Gugatan tersebut mengacu pada Pasal 61 Undang-Undang Nomor 23 Tahun 2006.
“Menolak permohonan para pemohon untuk selain dan selebihnya,” kata Ketua MK Suhartoyo, saat membacakan putusan di ruang sidang MK, Jumat (3/1/2024), seperti dilansir dari kompas.com.
MK menyebut pembatasan kebebasan bagi warga negara Indonesia, di mana setiap warga negara harus menyatakan memeluk agama atau kepercayaan terhadap Tuhan Yang Maha Esa merupakan keniscayaan sebagaimana diharapkan oleh Pancasila dan diamanatkan oleh Konstitusi.
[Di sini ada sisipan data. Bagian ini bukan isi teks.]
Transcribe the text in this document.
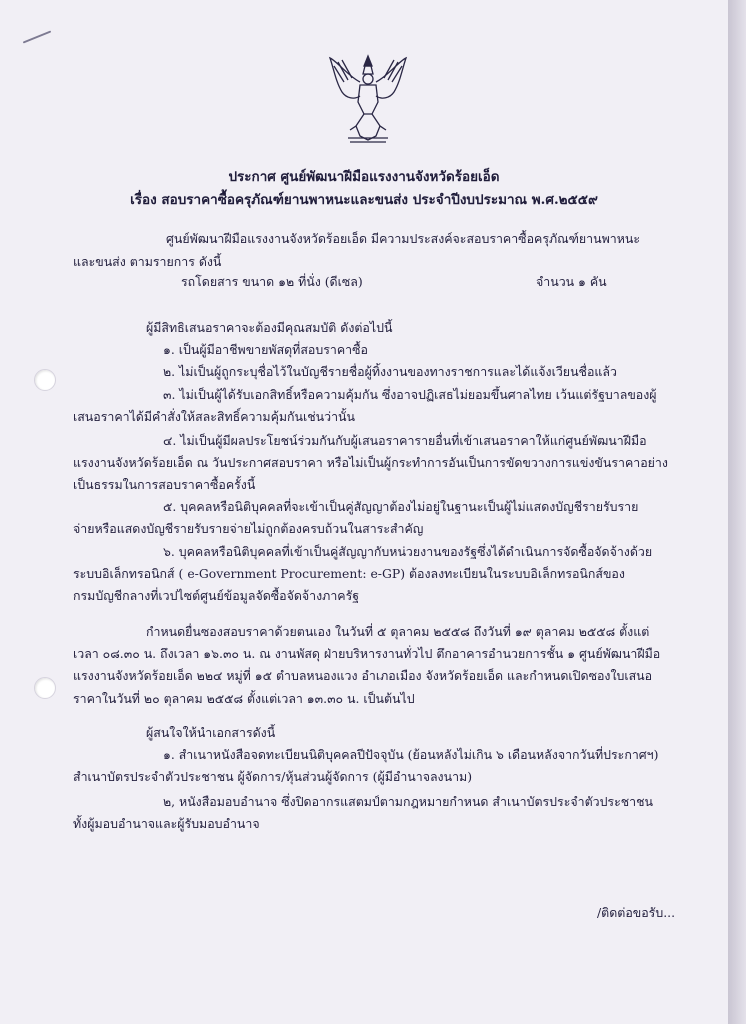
ประกาศ ศูนย์พัฒนาฝีมือแรงงานจังหวัดร้อยเอ็ด
เรื่อง สอบราคาซื้อครุภัณฑ์ยานพาหนะและขนส่ง ประจำปีงบประมาณ พ.ศ.๒๕๕๙
ศูนย์พัฒนาฝีมือแรงงานจังหวัดร้อยเอ็ด มีความประสงค์จะสอบราคาซื้อครุภัณฑ์ยานพาหนะ
และขนส่ง ตามรายการ ดังนี้
รถโดยสาร ขนาด ๑๒ ที่นั่ง (ดีเซล)	จำนวน ๑ คัน
ผู้มีสิทธิเสนอราคาจะต้องมีคุณสมบัติ ดังต่อไปนี้
๑. เป็นผู้มีอาชีพขายพัสดุที่สอบราคาซื้อ
๒. ไม่เป็นผู้ถูกระบุชื่อไว้ในบัญชีรายชื่อผู้ทิ้งงานของทางราชการและได้แจ้งเวียนชื่อแล้ว
๓. ไม่เป็นผู้ได้รับเอกสิทธิ์หรือความคุ้มกัน ซึ่งอาจปฏิเสธไม่ยอมขึ้นศาลไทย เว้นแต่รัฐบาลของผู้
เสนอราคาได้มีคำสั่งให้สละสิทธิ์ความคุ้มกันเช่นว่านั้น
๔. ไม่เป็นผู้มีผลประโยชน์ร่วมกันกับผู้เสนอราคารายอื่นที่เข้าเสนอราคาให้แก่ศูนย์พัฒนาฝีมือ
แรงงานจังหวัดร้อยเอ็ด ณ วันประกาศสอบราคา หรือไม่เป็นผู้กระทำการอันเป็นการขัดขวางการแข่งขันราคาอย่าง
เป็นธรรมในการสอบราคาซื้อครั้งนี้
๕. บุคคลหรือนิติบุคคลที่จะเข้าเป็นคู่สัญญาต้องไม่อยู่ในฐานะเป็นผู้ไม่แสดงบัญชีรายรับราย
จ่ายหรือแสดงบัญชีรายรับรายจ่ายไม่ถูกต้องครบถ้วนในสาระสำคัญ
๖. บุคคลหรือนิติบุคคลที่เข้าเป็นคู่สัญญากับหน่วยงานของรัฐซึ่งได้ดำเนินการจัดซื้อจัดจ้างด้วย
ระบบอิเล็กทรอนิกส์ ( e-Government Procurement: e-GP) ต้องลงทะเบียนในระบบอิเล็กทรอนิกส์ของ
กรมบัญชีกลางที่เวปไซต์ศูนย์ข้อมูลจัดซื้อจัดจ้างภาครัฐ
กำหนดยื่นซองสอบราคาด้วยตนเอง ในวันที่ ๕ ตุลาคม ๒๕๕๘ ถึงวันที่ ๑๙ ตุลาคม ๒๕๕๘ ตั้งแต่
เวลา ๐๘.๓๐ น. ถึงเวลา ๑๖.๓๐ น. ณ งานพัสดุ ฝ่ายบริหารงานทั่วไป ตึกอาคารอำนวยการชั้น ๑ ศูนย์พัฒนาฝีมือ
แรงงานจังหวัดร้อยเอ็ด ๒๒๔ หมู่ที่ ๑๕ ตำบลหนองแวง อำเภอเมือง จังหวัดร้อยเอ็ด และกำหนดเปิดซองใบเสนอ
ราคาในวันที่ ๒๐ ตุลาคม ๒๕๕๘ ตั้งแต่เวลา ๑๓.๓๐ น. เป็นต้นไป
ผู้สนใจให้นำเอกสารดังนี้
๑. สำเนาหนังสือจดทะเบียนนิติบุคคลปีปัจจุบัน (ย้อนหลังไม่เกิน ๖ เดือนหลังจากวันที่ประกาศฯ)
สำเนาบัตรประจำตัวประชาชน ผู้จัดการ/หุ้นส่วนผู้จัดการ (ผู้มีอำนาจลงนาม)
๒, หนังสือมอบอำนาจ ซึ่งปิดอากรแสตมป์ตามกฎหมายกำหนด สำเนาบัตรประจำตัวประชาชน
ทั้งผู้มอบอำนาจและผู้รับมอบอำนาจ
/ติดต่อขอรับ...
“Pembatasan yang demikian merupakan pembatasan yang proporsional dan tidak diterapkan secara opresif dan sewenang-wenang,” ujar Hakim Konstitusi Arief Hidayat.
Arief mengatakan bahwa setiap warga negara hanya diwajibkan menyebut agama dan kepercayaannya untuk dicatat dalam data kependudukan.
Dia menambahkan, tidak ada kewajiban hukum lain yang dibebankan oleh negara terkait agama atau kepercayaan yang dipilih, selain kewajiban untuk menghormati pembatasan yang tercantum dalam UUD NRI Tahun 1945.
MK menegaskan bahwa dalam amanat UUD NRI 1945, tidak beragama atau tidak menganut kepercayaan Tuhan Yang Maha Esa tidak dapat dianggap sebagai kebebasan beragama.
Hal ini juga bertentangan dengan ideologi bangsa.
“Dengan demikian, dalil para pemohon mengenai anggapan inkonstitusional Pasal 61 Ayat 1 dan Pasal 64 Ayat 1 UU Administrasi Kependudukan, sebagaimana telah dimaknai Mahkamah dengan Putusan Mahkamah Konstitusi Nomor 97/PUU-XVI/2016, adalah tidak beralasan menurut hukum,” ujarnya.
Dalam perkara 146/PUU-XXII/2024, para pemohon tak hanya meminta agar kolom agama dihapus atau dianggap tidak ada dalam kartu keluarga.
Mereka juga meminta agar Undang-Undang Nomor 1 Tahun 1974 tentang Perkawinan juga bisa mengakomodasi pernikahan untuk orang-orang yang tidak memeluk agama atau kepercayaan tertentu.
Mereka meminta agar Pasal 27 Undang-Undang 20 Tahun 2003 tentang Sistem Pendidikan Nasional bertentangan dengan UUD NRI 1945 selama tidak dimaknai sebagai pilihan untuk mengikuti atau tidak mengikuti pendidikan agama.